The Third International after Lenin

Wednesday, January 11, 2012

Lacan & political economy

  1. The distinction between the pleasure principle and the death drive in Freud is not homologous to the opposition interior/exterior. The drive occupies a "formally untenable" place, its locality has a "mythical prevalence" irreducible to a body. Temporally, the drive operates "prior to the economic negotiations of inside/outside".
  2. The work of the drive is to be found in the circuit it forms. For example, Freud demonstrated that "to see" and "to be seen" are terms in such a circuit, and are related in such a way that they cannot be completely isolated or unified with each other. Freud emphasizes the importance of the circuit itself and not the terms when it comes to understanding the drive.
  3. Subjectivity is the place implicated by the completion of this circuit, which is also the disappearance of the drive itself from the formally tenable place.
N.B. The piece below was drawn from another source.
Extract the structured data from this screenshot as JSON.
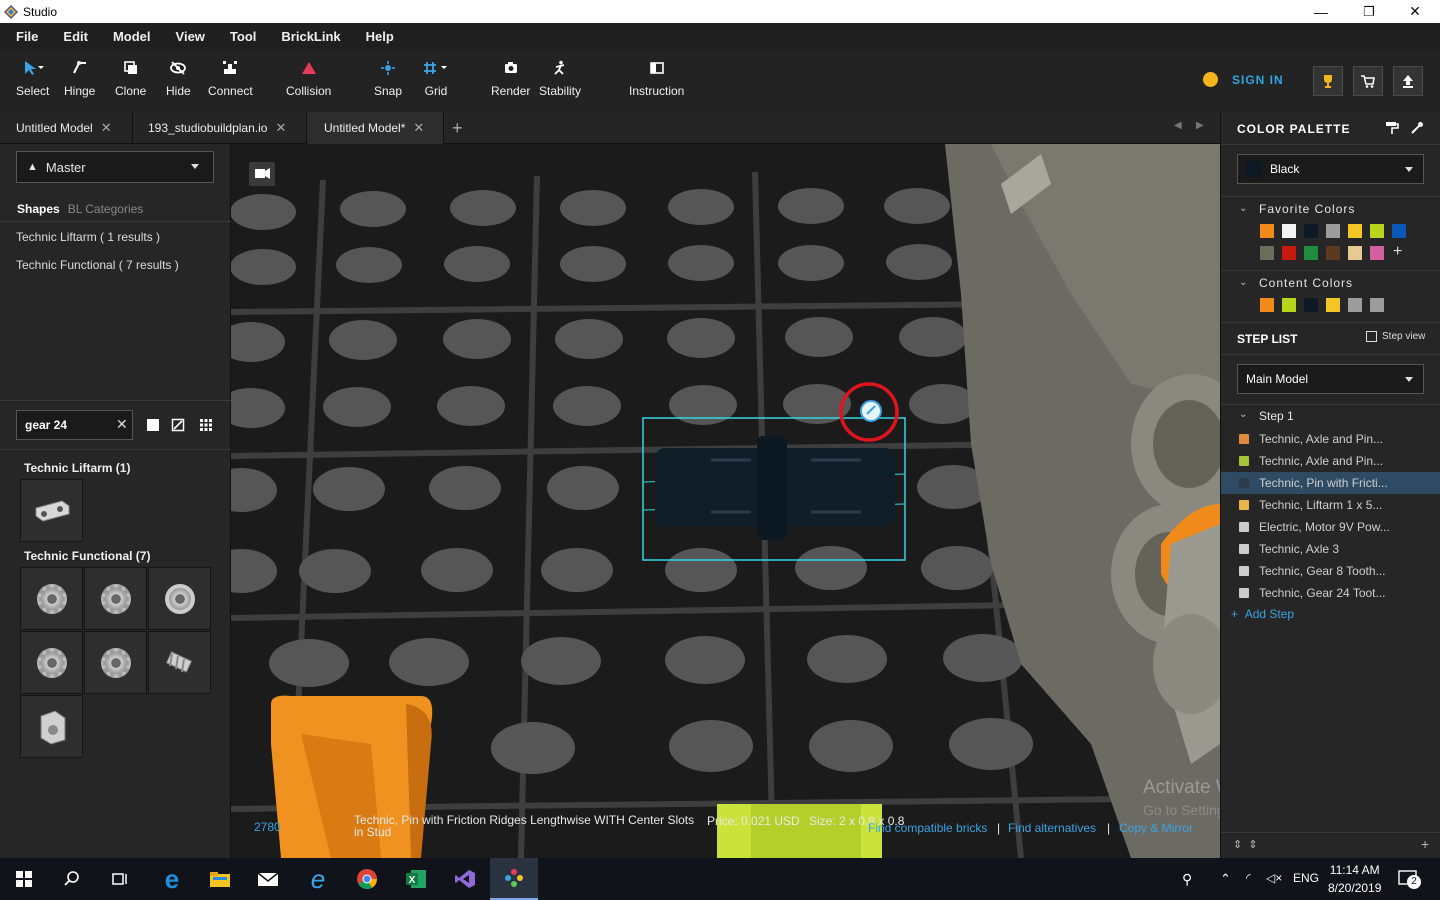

Since this work is done prior to, and in another place from, the emergence of the pleasure principle, subjectivity and homeostasis are not opposed.
  4. However, though the drive cannot ever be localized except in mythic terms, Zizek's project of Lacanian Marxism lies precisely in connecting the excesses disrupting homeostasis to this disappearing drive.  The implication of such a project is nothing less than the re-politicization of the economy, since it demonstrates that subjectivization is always-already in play in the desubjectivized circulation of commodities.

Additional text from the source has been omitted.